Whatever multi-home means, why can't there just be one service provider that does that? And are we sure that these service providers aren't already doing that as best we might hope for? (For instance, Amazon already has multiple zones, etc.)

I suppose the one thing this can't protect against is some sort of political (broadly defined) threat related to the company itself.

1 comments

> Whatever multi-home means, why can't there just be one service provider that does that?

Many of these outages are due to pushing broken artifacts or configuration to production.

A single provider can pretty easily offer geographic or network topological redundancy, but administrative and/or technological independence is pretty hard to achieve in a single company.
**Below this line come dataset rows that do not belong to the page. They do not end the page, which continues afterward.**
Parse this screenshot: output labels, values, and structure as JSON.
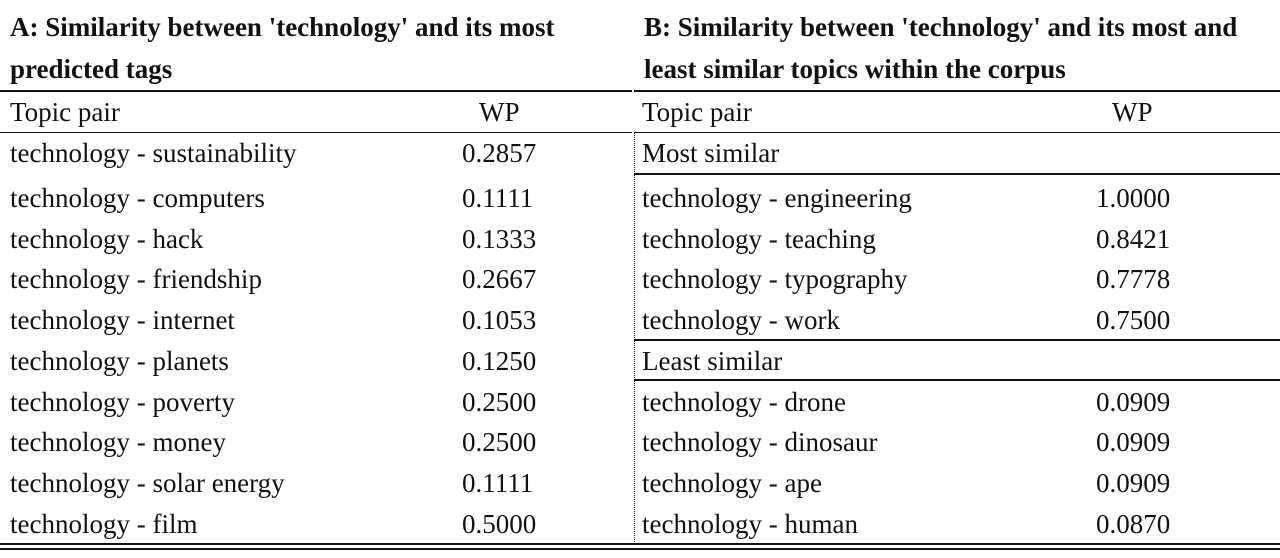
{
  "panel_a": {
    "title_line1": "A: Similarity between 'technology' and its most",
    "title_line2": "predicted tags",
    "col_pair": "Topic pair",
    "col_wp": "WP",
    "rows": [
      {
        "pair": "technology - sustainability",
        "wp": "0.2857"
      },
      {
        "pair": "technology - computers",
        "wp": "0.1111"
      },
      {
        "pair": "technology - hack",
        "wp": "0.1333"
      },
      {
        "pair": "technology - friendship",
        "wp": "0.2667"
      },
      {
        "pair": "technology - internet",
        "wp": "0.1053"
      },
      {
        "pair": "technology - planets",
        "wp": "0.1250"
      },
      {
        "pair": "technology - poverty",
        "wp": "0.2500"
      },
      {
        "pair": "technology - money",
        "wp": "0.2500"
      },
      {
        "pair": "technology - solar energy",
        "wp": "0.1111"
      },
      {
        "pair": "technology - film",
        "wp": "0.5000"
      }
    ]
  },
  "panel_b": {
    "title_line1": "B: Similarity between 'technology' and its most and",
    "title_line2": "least similar topics within the corpus",
    "col_pair": "Topic pair",
    "col_wp": "WP",
    "most_label": "Most similar",
    "most_rows": [
      {
        "pair": "technology - engineering",
        "wp": "1.0000"
      },
      {
        "pair": "technology - teaching",
        "wp": "0.8421"
      },
      {
        "pair": "technology - typography",
        "wp": "0.7778"
      },
      {
        "pair": "technology - work",
        "wp": "0.7500"
      }
    ],
    "least_label": "Least similar",
    "least_rows": [
      {
        "pair": "technology - drone",
        "wp": "0.0909"
      },
      {
        "pair": "technology - dinosaur",
        "wp": "0.0909"
      },
      {
        "pair": "technology - ape",
        "wp": "0.0909"
      },
      {
        "pair": "technology - human",
        "wp": "0.0870"
      }
    ]
  }
}
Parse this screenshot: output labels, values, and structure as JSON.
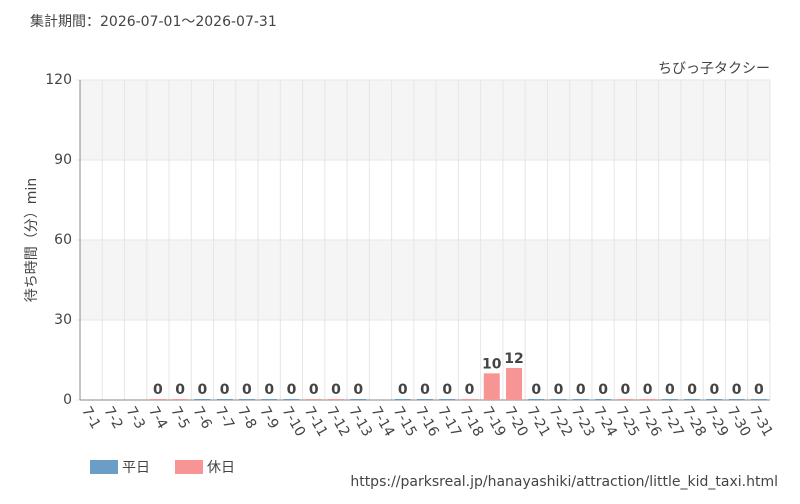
{
  "chart_data": {
    "type": "bar",
    "subtitle": "集計期間：2026-07-01～2026-07-31",
    "title": "ちびっ子タクシー",
    "y_label": "待ち時間（分）min",
    "source": "https://parksreal.jp/hanayashiki/attraction/little_kid_taxi.html",
    "categories": [
      "7-1",
      "7-2",
      "7-3",
      "7-4",
      "7-5",
      "7-6",
      "7-7",
      "7-8",
      "7-9",
      "7-10",
      "7-11",
      "7-12",
      "7-13",
      "7-14",
      "7-15",
      "7-16",
      "7-17",
      "7-18",
      "7-19",
      "7-20",
      "7-21",
      "7-22",
      "7-23",
      "7-24",
      "7-25",
      "7-26",
      "7-27",
      "7-28",
      "7-29",
      "7-30",
      "7-31"
    ],
    "series": [
      {
        "name": "平日",
        "color": "#6b9dc6",
        "values": [
          null,
          null,
          null,
          null,
          null,
          0,
          0,
          0,
          0,
          0,
          null,
          null,
          0,
          null,
          0,
          0,
          0,
          null,
          null,
          null,
          0,
          0,
          0,
          0,
          null,
          null,
          0,
          0,
          0,
          0,
          0
        ]
      },
      {
        "name": "休日",
        "color": "#f79494",
        "values": [
          null,
          null,
          null,
          0,
          0,
          null,
          null,
          null,
          null,
          null,
          0,
          0,
          null,
          null,
          null,
          null,
          null,
          0,
          10,
          12,
          null,
          null,
          null,
          null,
          0,
          0,
          null,
          null,
          null,
          null,
          null
        ]
      }
    ],
    "ylim": [
      0,
      120
    ],
    "yticks": [
      0,
      30,
      60,
      90,
      120
    ],
    "grid": true
  }
}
I mean, I guess what I'm saying is that in theory a single provider could purposely keep two different departments that manage their own artifacts independently.
Records have to be kept in sync.

If one dept deletes a record and the other doesn’t, how do you decide who’s right?

You could add a third dept that gives them both orders, but now that third dept is a single point of failure.

If I were a customer of two different companies for the sake of redundancy, wouldn't I have that same challenge? I could be my own point of failure.

Though, I suppose if I'm responsible for it, I fix it faster for myself.

In this particular case, the Akamai clients did not push broken artifacts, so sounds like at least this particular instance would be avoided.
I believe EasyDNS can automatically push DNS settings to Route53 to host DNS in AWS. Doesn't protect you from fat-fingering a change, but you should be resilient to either EasyDNS or Route53 going down.